The Bomar Cotton Oil Company brought suit in the district court of Cooke county to recover damages from Max Schubert for the breach of a contract for the purchase of linters. The defendant by special demurrer pleaded his right to be sued in Galveston county. The court sustained this demurrer and dismissed the suit, from which the plaintiff has appealed.
Appellant's right to maintain this suit must be determined by the following contract of purchase and sale:
                   "Galveston, Texas, December 23, 1910.
"Bomar Cotton Oil Co., Gainesville, Texas — Gentlemen: Referring to telegrams exchanged between us, I herewith beg to confirm having today sold for your account to Mr. Max Schubert, Galveston, Texas, the balance of your this season's output of linters, about equal to samples, amounting to eight to ten hundred (800 to 1,000) bales, at four and one-quarter (4 1/4) cents per pound f. o. b. cars Gainesville, Texas, uncompressed:
"Shipment: In lot of 50 to 100 bales, as made.
"Terms: Sight draft on buyer, Max Schubert, Galveston, Texas, with bill of lading attached. Exchange not exceeding one quarter of one per cent. to be paid by buyer.
"Weights: Outturn of weights guaranteed at Galveston, Texas.
"Quality: Buyer to send representative to Gainesville to make inspection before shipment.
"Commission: Twenty-five cents per bale to be paid by seller.
"This contract is made in triplicate, one copy being retained in this office, one copy being sent to the seller and one copy to the buyer. Yours very truly, M. L. Trost, as Broker Only."
Appellant's pleadings set forth this contract, and allege specially the breach of that part of its terms which provides that the buyer shall send a representative to Gainesville to make inspection of the linters before their shipment. It is this clause of the contract, according to the contention of appellant, that confers the right to maintain the suit in Cooke county.
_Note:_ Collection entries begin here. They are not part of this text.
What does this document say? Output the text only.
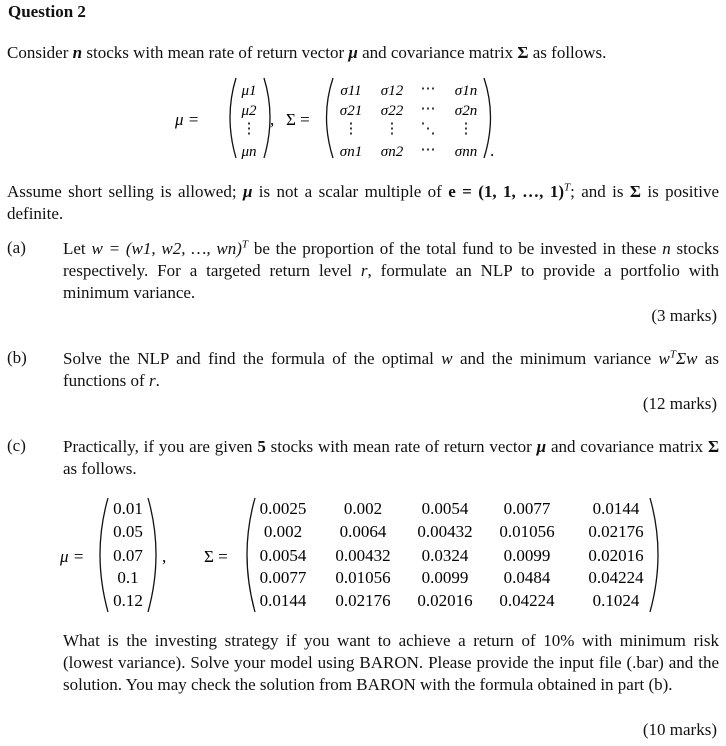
Question 2
Consider n stocks with mean rate of return vector μ and covariance matrix Σ as follows.
μ =
μ1
μ2
⋮
μn
, Σ =
σ11 σ12 ⋯ σ1n
σ21 σ22 ⋯ σ2n
⋮ ⋮ ⋱ ⋮
σn1 σn2 ⋯ σnn .
Assume short selling is allowed; μ is not a scalar multiple of e = (1, 1, …, 1)$^T$; and is Σ is positive definite.
(a) Let w = (w1, w2, …, wn)$^T$ be the proportion of the total fund to be invested in these n stocks respectively. For a targeted return level r, formulate an NLP to provide a portfolio with minimum variance.
(3 marks)
(b) Solve the NLP and find the formula of the optimal w and the minimum variance $w^T\Sigma w$ as functions of r.
(12 marks)
(c) Practically, if you are given 5 stocks with mean rate of return vector μ and covariance matrix Σ as follows.
μ =
0.01
0.05
0.07
0.1
0.12
, Σ =
0.0025 0.002 0.0054 0.0077 0.0144
0.002 0.0064 0.00432 0.01056 0.02176
0.0054 0.00432 0.0324 0.0099 0.02016
0.0077 0.01056 0.0099 0.0484 0.04224
0.0144 0.02176 0.02016 0.04224 0.1024
What is the investing strategy if you want to achieve a return of 10% with minimum risk (lowest variance). Solve your model using BARON. Please provide the input file (.bar) and the solution. You may check the solution from BARON with the formula obtained in part (b).
(10 marks)
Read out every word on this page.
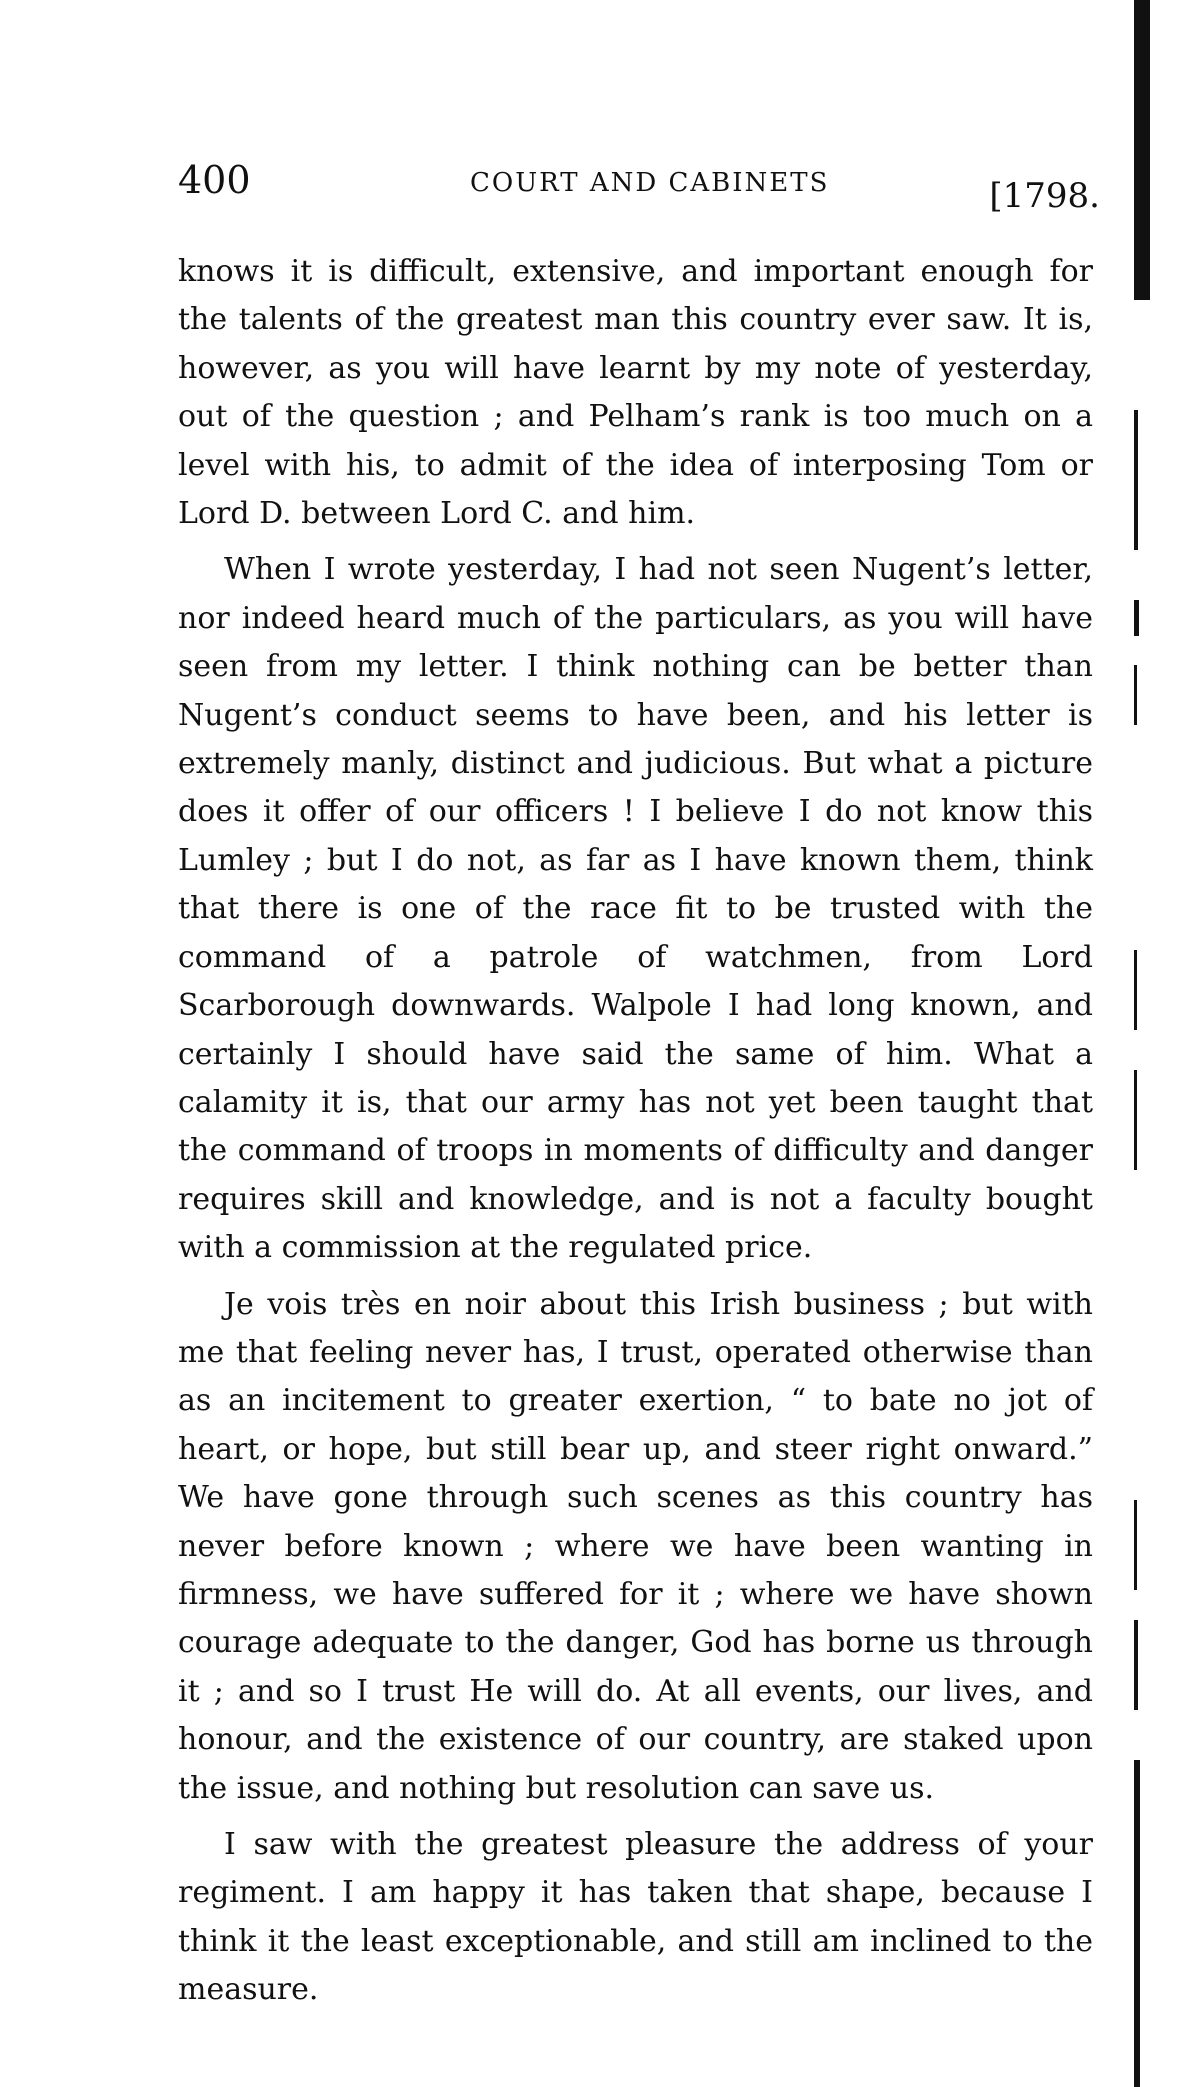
400	COURT AND CABINETS	[1798.

knows it is difficult, extensive, and important enough for the talents of the greatest man this country ever saw. It is, however, as you will have learnt by my note of yesterday, out of the question ; and Pelham’s rank is too much on a level with his, to admit of the idea of interposing Tom or Lord D. between Lord C. and him.

When I wrote yesterday, I had not seen Nugent’s letter, nor indeed heard much of the particulars, as you will have seen from my letter. I think nothing can be better than Nugent’s conduct seems to have been, and his letter is extremely manly, distinct and judicious. But what a picture does it offer of our officers ! I believe I do not know this Lumley ; but I do not, as far as I have known them, think that there is one of the race fit to be trusted with the command of a patrole of watchmen, from Lord Scarborough downwards. Walpole I had long known, and certainly I should have said the same of him. What a calamity it is, that our army has not yet been taught that the command of troops in moments of difficulty and danger requires skill and knowledge, and is not a faculty bought with a commission at the regulated price.

Je vois très en noir about this Irish business ; but with me that feeling never has, I trust, operated otherwise than as an incitement to greater exertion, “ to bate no jot of heart, or hope, but still bear up, and steer right onward.” We have gone through such scenes as this country has never before known ; where we have been wanting in firmness, we have suffered for it ; where we have shown courage adequate to the danger, God has borne us through it ; and so I trust He will do. At all events, our lives, and honour, and the existence of our country, are staked upon the issue, and nothing but resolution can save us.

I saw with the greatest pleasure the address of your regiment. I am happy it has taken that shape, because I think it the least exceptionable, and still am inclined to the measure.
The statutes (Sayles' Texas Civil Statutes, art.1194) provide: "No person who is an inhabitant of this state shall be sued out of the county in which he has his domicile, except in the following cases, to wit: * * * 5. Where a person has contracted in writing to perform an obligation in any particular county, in which case suit may be brought either in such county, or where the defendant has his domicile." Clearly, we think, the obligation which the writing must bind the obligor to perform must be such that its nonperformance wouud violate a legal right of the promisee and confer upon him an action for damages. The statute contemplates only such an obligation as might be made the basis of a suit. Ogburn-Dalchau Lbr. Co. v. Taylor, 126 S.W. 48. If this interpretation of the statute is correct, then the trial court was right in sustaining the special exception, since the breach of appellee's agreement to send a representative to Gainesville to inspect the linters before shipment, independently of that greater breach to accept and pay for such linters, gave to appellant no cause of action whatever. The essential obligation of appellee evidenced by the contract sued on was to accept and pay for the linters; and it is only a breach of this obligation which would give to appellant a cause of action. Performance in this particular is not promised in Cooke county. Therefore the case does not fall within the exception quoted, and the judgment of the trial court is, in all things, affirmed.